Take, for example, the leading pro-independence website Wings Over Scotland, where the Reverend Stuart Campbell complains that “Better Together” “scream about uncertainty around Scotland’s membership of the EU, yet the answer to that question is in their gift and theirs alone.” There you have it. The EU is a faraway foreign power, which can only be approached by Westminster intermediaries, rather than a democratic organisation which has to occasionally chat to its voters.

As a democrat, this seriously winds me up. It clinches the fact that “Scottish independence” is perhaps the most disastrously misnamed venture in British history. We are offered merely another flavour of devolution, and one which appears to randomly prefer the EU’s meddling to that of Westminster. Today’s referendum white paper indicates that a newbie Scotland is bound to get a heap more aggravation from the EU than Westminster, simply because the former is less encumbered by democracy.

On all of these questions we will just have to see how the cookie crumbles. Yet the single big idea within Westminster politics is The Recovery, and a post-independence Westminster government is unlikely to restrict access to the Sterling Zone or to the Common Travel Area, for fear of being deemed responsible for injuring trade and growth. In any case, those of us who do not eat and breathe economics struggle to see how a Westminster government could realistically prevent Scotland from using sterling. Would they send the SAS to abseil through our windows and confiscate any stray fivers; or would the UK print its own new separate currency simply out of spite?

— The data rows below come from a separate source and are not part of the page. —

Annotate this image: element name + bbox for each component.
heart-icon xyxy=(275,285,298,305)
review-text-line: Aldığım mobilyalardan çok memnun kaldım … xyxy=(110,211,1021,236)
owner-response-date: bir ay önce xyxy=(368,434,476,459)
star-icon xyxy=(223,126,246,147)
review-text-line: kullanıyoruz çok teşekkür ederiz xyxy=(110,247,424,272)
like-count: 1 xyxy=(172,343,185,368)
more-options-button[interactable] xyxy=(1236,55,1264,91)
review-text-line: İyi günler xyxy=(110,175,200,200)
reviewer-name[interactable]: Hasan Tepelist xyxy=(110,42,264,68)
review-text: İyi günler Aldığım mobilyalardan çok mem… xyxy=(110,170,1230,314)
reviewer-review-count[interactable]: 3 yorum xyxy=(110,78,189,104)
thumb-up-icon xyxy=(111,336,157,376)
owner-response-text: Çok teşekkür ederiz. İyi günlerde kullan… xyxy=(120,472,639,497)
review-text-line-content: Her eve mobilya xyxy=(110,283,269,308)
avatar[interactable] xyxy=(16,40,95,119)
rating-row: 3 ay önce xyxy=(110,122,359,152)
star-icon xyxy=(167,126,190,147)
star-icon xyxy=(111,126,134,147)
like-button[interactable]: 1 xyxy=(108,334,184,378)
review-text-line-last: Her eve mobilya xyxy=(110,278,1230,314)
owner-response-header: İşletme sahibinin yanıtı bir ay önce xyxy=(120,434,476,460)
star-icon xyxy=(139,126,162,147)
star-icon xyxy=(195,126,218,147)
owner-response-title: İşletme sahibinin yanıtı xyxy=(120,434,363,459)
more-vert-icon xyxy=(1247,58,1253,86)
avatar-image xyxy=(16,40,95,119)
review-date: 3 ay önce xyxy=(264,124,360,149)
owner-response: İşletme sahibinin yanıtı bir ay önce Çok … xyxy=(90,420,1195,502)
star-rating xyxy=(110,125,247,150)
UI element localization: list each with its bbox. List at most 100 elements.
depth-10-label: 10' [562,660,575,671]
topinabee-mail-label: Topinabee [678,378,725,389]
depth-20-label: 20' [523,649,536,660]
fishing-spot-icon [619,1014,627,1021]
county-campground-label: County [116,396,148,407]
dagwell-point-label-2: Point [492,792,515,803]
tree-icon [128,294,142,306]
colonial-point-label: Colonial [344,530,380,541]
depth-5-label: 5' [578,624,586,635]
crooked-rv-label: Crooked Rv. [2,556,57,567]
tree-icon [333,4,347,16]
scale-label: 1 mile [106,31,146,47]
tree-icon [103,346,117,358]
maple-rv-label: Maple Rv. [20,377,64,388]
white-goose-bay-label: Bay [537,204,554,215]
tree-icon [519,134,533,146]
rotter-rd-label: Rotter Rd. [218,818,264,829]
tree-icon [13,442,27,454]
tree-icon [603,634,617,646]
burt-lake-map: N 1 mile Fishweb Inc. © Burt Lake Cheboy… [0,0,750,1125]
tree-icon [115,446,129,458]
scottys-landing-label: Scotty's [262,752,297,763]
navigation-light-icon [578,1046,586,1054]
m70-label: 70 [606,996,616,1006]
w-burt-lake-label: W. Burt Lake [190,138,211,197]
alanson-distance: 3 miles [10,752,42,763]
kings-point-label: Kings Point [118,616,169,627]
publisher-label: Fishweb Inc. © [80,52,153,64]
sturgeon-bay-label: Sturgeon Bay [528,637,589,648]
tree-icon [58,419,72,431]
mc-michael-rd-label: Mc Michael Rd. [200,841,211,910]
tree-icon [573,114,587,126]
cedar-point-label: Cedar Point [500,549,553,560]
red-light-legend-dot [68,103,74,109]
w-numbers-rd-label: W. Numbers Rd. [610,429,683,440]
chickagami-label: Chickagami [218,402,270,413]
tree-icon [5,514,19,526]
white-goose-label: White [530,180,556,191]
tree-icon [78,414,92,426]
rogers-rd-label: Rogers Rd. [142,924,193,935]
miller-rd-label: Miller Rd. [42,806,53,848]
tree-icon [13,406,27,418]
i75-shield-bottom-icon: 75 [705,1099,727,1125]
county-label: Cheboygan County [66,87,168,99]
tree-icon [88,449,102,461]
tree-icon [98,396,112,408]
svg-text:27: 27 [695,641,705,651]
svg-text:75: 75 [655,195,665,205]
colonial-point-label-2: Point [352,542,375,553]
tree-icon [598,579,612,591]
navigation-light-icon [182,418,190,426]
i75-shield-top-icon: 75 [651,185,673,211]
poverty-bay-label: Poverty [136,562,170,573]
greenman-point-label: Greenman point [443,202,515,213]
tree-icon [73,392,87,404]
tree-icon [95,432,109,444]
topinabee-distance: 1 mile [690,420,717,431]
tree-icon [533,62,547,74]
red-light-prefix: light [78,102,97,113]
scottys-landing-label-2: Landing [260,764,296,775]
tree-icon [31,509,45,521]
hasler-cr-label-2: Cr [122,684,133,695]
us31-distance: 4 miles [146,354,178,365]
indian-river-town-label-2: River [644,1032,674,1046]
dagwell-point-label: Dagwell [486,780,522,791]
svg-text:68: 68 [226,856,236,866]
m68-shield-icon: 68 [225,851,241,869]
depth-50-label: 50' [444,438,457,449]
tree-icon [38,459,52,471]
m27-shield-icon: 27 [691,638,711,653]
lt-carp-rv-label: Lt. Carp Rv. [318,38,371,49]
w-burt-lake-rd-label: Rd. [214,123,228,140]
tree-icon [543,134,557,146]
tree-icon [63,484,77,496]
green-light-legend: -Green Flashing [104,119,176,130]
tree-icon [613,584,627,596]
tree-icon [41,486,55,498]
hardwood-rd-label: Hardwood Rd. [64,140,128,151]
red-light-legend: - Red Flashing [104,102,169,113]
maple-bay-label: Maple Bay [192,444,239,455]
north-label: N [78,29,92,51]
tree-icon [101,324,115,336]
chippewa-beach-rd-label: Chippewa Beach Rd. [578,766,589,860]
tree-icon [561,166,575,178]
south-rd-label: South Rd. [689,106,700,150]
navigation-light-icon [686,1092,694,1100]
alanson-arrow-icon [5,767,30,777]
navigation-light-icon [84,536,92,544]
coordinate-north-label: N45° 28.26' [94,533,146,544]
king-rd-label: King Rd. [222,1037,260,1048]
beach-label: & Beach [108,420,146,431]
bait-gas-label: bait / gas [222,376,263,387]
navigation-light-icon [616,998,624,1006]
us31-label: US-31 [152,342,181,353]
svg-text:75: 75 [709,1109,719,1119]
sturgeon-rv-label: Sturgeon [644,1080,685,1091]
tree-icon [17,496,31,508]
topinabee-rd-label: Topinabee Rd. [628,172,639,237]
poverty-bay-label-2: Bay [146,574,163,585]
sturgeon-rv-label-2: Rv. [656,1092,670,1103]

Today’s white paper proposes with some credibility that an independent Scotland would not rank amongst the EU’s accession states. In seceding from an existing member, Scotland has EU law and practice written all over it. Yet the white paper effectively snubs the proceduralism of the European Commission, in favour of appealing directly to European member states to recognise Scotland as a fellow member. Here the SNP’s “suitable legal route” falls apart spectacularly. Alex Salmond would have to persuade every European member state to accept Scottish independence. Leaving aside his failure to yet achieve this with over half of Scotland’s own population, the existing EU nation states are naturally not predisposed to existing nation states breaking up. The Spanish government, for example, is struggling to stifle Catalan independence. France keeps a watchful eye on its Basque stirrings, whilst there are minority rumblings in Romania. It would take only a single veto to boot Scotland back into the North Sea.

Salmond seems to be naively assuming that a newly independent Scotland would have such profound democratic legitimacy that every other state would be forced to respond with generosity to its membership bid. It is the same old story with Scottish nationalism and its grossly naïve attitude towards the EU. Salmond regards the EU as being benignly apolitical or purely legalistic, when its entire history is one of steadily securing ever greater powers.

As a democrat, I suppose I have to concede that the results of a promised British in-out referendum on EU membership might end up being out of sync with Scotland’s majority support for the EU. The white paper is right to judge that achieving greater influence within the EU will enhance Scottish democracy and give us a mite more power over this destructively meandering behemoth. But this is unlikely to be unconditional. We are gambling without knowing the odds and they are potentially pretty stiff.